Все разочарованы. Фотограф даже опустил фотоаппарат. Сзади напирает толпа, проводник нервничает, но как сказать? Ведь не прикажешь же господину коллекционеру уйти! Да тот и сам все понял, двинулся вперед, увлекая за собой журналистов. Народ, видя, что пробка поддалась, усилил напор и волной погнал эту пеструю компанию к вокзалу.

– Какой он был? – спрашивает на ходу журналист с блокнотом. – Здоровенный?

– Примерно с автомобиль, – отвечает господин коллекционер. Ассистентка на каблучках едва поспевает за ним, на красивом лице злобная гримаска.

– Помедленнее нельзя? Я сейчас ногу подверну.

Коллекционер берет ее под руку и мягко вносит в здание вокзала. По дороге у него из кармана падает кисточка – странная, волосатая, с корявой ручкой. Он немедленно ныряет за ней и прячет обратно.

– Еще пару вопросов! – умоляет журналист с блокнотом. – Я слышал, вы искали особого краба, известного как Повелитель морей. Удалось найти?

– Пока нет, – пожал плечами коллекционер. – Кто знает, может, его и в природе нет.
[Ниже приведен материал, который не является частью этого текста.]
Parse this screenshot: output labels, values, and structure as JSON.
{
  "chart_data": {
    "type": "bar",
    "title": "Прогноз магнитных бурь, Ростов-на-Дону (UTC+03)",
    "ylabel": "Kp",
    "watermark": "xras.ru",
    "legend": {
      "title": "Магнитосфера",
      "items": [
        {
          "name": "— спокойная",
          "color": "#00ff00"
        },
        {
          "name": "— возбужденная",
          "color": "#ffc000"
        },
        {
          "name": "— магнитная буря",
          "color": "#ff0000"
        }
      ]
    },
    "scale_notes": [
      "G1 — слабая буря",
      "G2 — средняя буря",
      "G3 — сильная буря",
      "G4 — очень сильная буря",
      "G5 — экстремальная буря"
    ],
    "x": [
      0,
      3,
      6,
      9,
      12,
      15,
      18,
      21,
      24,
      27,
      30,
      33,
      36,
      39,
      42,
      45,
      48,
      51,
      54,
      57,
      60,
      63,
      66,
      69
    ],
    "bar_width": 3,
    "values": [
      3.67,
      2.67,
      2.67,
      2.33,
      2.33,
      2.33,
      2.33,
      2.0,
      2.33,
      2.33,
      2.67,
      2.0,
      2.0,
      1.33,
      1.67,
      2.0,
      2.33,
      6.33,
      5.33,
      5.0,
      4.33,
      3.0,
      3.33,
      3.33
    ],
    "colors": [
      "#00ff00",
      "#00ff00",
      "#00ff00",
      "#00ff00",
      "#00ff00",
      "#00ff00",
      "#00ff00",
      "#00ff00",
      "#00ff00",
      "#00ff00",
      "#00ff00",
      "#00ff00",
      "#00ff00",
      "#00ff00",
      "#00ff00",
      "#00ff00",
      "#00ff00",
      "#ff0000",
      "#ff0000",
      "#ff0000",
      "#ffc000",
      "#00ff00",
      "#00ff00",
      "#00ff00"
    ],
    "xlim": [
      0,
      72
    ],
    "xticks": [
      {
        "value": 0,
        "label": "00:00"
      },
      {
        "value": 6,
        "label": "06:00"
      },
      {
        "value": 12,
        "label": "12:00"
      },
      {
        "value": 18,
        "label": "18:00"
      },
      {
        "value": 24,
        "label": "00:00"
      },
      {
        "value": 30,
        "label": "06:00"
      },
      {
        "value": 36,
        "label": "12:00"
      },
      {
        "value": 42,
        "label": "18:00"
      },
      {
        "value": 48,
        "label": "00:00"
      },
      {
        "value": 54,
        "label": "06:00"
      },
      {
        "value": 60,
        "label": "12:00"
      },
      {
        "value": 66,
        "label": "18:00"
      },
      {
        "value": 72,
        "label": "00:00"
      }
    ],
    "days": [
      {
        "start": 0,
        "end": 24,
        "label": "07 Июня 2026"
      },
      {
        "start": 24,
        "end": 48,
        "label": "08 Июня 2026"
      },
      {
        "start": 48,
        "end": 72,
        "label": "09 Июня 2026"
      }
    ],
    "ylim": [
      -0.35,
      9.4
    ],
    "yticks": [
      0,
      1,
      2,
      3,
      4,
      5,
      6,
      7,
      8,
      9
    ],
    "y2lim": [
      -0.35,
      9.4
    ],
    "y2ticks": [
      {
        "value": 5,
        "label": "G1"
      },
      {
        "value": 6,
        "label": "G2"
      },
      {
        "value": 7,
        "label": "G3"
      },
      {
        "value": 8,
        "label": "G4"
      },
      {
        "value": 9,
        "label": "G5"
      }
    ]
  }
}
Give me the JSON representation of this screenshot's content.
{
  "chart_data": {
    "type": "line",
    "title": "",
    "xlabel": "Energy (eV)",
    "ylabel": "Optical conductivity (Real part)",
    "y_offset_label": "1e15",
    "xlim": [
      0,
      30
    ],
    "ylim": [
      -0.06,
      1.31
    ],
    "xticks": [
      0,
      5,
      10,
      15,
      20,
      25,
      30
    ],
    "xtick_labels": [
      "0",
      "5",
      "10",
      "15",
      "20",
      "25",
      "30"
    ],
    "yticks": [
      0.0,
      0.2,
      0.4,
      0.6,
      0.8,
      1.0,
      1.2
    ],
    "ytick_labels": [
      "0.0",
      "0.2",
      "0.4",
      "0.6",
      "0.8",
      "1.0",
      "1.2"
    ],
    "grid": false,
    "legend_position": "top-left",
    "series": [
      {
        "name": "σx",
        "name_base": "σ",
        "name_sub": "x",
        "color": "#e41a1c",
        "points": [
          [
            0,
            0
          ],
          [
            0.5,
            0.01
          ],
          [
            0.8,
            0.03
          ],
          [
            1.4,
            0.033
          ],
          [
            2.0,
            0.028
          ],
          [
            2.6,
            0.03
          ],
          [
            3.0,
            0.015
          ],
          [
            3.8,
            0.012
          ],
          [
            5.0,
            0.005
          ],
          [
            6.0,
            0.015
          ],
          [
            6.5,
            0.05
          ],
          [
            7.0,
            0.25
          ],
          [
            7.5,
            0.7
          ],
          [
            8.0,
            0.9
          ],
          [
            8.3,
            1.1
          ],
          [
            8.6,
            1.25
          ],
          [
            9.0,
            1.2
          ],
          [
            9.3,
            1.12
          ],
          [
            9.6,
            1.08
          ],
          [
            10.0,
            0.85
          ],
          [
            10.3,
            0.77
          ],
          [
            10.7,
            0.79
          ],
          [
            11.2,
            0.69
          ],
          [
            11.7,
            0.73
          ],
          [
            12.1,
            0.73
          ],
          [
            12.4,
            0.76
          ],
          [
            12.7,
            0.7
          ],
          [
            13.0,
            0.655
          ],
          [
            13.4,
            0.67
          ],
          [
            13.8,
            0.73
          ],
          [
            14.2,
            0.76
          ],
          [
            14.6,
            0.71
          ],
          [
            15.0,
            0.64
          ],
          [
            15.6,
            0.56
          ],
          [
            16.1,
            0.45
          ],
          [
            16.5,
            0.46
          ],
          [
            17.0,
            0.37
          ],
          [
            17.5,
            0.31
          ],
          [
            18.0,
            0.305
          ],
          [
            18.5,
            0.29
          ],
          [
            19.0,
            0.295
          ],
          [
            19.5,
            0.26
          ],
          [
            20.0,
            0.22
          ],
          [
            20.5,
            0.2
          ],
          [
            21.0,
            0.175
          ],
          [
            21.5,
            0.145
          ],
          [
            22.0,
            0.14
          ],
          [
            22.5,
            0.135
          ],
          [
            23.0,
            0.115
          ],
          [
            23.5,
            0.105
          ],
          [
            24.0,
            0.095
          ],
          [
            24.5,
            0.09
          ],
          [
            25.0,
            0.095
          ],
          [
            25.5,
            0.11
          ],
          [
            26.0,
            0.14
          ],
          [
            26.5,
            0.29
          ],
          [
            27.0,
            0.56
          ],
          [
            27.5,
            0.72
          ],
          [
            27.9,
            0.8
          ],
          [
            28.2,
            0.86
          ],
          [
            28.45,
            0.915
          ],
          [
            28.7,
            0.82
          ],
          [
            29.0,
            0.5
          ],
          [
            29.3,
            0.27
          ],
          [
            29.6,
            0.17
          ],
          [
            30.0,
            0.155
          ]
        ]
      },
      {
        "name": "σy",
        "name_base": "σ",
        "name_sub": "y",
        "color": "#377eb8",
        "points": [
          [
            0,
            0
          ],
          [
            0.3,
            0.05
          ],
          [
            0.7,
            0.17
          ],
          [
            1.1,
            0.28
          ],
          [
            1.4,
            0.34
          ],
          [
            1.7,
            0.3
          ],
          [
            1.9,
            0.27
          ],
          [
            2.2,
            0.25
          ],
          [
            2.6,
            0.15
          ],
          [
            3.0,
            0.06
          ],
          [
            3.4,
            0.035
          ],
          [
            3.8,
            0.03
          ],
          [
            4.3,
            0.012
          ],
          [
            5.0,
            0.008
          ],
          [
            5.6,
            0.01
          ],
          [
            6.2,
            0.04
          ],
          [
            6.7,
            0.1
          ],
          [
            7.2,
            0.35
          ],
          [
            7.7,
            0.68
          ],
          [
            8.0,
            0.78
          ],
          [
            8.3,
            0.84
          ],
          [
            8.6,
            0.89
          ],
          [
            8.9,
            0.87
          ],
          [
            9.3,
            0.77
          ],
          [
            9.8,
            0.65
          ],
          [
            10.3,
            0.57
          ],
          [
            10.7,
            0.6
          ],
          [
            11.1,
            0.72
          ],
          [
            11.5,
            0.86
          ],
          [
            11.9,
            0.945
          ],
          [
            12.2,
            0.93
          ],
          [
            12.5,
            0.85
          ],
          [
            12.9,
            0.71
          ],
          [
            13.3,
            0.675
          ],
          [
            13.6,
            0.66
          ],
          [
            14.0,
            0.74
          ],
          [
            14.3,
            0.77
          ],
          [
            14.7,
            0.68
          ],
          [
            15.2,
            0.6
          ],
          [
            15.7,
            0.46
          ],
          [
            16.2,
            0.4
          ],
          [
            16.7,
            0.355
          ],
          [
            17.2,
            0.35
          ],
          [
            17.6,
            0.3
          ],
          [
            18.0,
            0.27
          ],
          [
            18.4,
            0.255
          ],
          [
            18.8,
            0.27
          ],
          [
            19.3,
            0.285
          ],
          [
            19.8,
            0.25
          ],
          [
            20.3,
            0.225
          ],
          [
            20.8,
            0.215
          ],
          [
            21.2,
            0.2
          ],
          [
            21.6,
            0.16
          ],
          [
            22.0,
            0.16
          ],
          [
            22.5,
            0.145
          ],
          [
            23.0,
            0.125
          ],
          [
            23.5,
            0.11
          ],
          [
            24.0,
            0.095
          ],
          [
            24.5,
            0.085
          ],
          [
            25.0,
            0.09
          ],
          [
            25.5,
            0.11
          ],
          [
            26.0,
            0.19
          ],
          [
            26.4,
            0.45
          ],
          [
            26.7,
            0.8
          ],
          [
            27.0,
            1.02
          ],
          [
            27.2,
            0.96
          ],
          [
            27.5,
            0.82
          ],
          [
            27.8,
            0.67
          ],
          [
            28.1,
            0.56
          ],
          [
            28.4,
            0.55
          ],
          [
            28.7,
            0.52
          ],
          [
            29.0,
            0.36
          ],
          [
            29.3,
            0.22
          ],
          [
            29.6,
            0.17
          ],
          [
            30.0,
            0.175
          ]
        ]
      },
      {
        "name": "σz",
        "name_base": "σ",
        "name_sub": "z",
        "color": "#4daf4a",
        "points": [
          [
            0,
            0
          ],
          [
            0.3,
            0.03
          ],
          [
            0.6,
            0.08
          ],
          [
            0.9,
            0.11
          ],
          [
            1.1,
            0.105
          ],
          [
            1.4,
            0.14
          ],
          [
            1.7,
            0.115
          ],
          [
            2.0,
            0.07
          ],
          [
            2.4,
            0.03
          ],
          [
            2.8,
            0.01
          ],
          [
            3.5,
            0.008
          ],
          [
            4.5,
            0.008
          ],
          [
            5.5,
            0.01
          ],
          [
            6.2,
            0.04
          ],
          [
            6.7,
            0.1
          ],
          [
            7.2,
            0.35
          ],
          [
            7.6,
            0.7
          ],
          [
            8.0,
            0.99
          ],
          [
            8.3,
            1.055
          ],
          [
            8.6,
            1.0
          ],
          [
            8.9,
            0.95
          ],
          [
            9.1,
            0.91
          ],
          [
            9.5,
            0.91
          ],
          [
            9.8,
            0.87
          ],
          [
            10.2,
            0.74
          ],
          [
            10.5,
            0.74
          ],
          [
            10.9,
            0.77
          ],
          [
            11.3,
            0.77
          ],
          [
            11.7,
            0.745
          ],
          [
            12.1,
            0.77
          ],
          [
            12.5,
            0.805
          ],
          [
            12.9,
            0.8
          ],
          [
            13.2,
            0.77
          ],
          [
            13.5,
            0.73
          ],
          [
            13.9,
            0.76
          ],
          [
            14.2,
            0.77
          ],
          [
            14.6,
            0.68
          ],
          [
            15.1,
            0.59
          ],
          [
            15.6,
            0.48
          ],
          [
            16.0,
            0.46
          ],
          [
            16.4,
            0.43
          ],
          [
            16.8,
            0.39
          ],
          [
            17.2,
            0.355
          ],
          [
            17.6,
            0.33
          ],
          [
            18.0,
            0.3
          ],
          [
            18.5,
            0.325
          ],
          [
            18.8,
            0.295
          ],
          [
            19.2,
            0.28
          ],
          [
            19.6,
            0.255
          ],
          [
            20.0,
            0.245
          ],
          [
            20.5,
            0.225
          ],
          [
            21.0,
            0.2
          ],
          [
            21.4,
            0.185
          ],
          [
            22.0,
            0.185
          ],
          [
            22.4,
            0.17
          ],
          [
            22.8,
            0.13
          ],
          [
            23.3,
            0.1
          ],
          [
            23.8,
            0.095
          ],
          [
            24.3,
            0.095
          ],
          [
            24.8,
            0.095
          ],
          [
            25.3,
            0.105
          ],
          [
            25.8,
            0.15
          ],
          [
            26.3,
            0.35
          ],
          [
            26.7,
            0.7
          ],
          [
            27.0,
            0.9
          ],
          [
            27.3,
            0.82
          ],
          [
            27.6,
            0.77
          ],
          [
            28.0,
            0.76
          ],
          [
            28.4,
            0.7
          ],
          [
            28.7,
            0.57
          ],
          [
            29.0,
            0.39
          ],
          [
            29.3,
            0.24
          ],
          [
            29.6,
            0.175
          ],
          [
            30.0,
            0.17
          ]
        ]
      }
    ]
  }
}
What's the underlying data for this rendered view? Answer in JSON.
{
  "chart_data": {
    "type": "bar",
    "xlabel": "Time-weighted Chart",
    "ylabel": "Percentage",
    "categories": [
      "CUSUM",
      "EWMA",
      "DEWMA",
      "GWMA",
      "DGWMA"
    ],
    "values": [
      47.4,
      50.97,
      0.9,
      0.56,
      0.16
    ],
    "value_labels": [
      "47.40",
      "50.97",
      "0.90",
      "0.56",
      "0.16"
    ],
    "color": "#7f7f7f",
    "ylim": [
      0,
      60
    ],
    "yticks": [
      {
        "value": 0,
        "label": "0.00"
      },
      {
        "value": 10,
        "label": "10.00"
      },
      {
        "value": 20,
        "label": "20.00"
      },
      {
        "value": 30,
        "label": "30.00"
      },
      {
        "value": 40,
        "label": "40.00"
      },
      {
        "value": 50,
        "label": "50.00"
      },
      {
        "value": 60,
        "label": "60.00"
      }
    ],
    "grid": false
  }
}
Легенда!

– Да, но профессор Чудаков писал, что видел его собственными глазами.

– Профессор Чудаков дилетант и неуч, – шипит коллекционер. – Так и напишите!

Фотограф усиленно щелкает аппаратом, чтобы загладить неловкость. Юная журналистка приподнимается на носочках и пищит:

– А краба-деву поймали?

– Да! – с гордостью говорит коллекционер. – Осенью выставим. Увидите! Редчайший экземпляр.

Журналисты гудят в оживлении, карандаши порхают по блокнотам. Краб-дева! Невидаль какая! Чудо чудное, диво дивное.

– Все у вас? – спрашивает господин. Он выходит из здания на площадь и подзывает такси.

– Простите, – вдруг спрашивает фотограф, и лицо его становится каменным. – А что случилось с девочкой, которую вы похитили? Где она?

– Я никого не похищал! Меньше читайте газет!

Дверь захлопывается, и такси уезжает, оставляя журналистов стоять на тротуаре. Дело сделано, пора домой.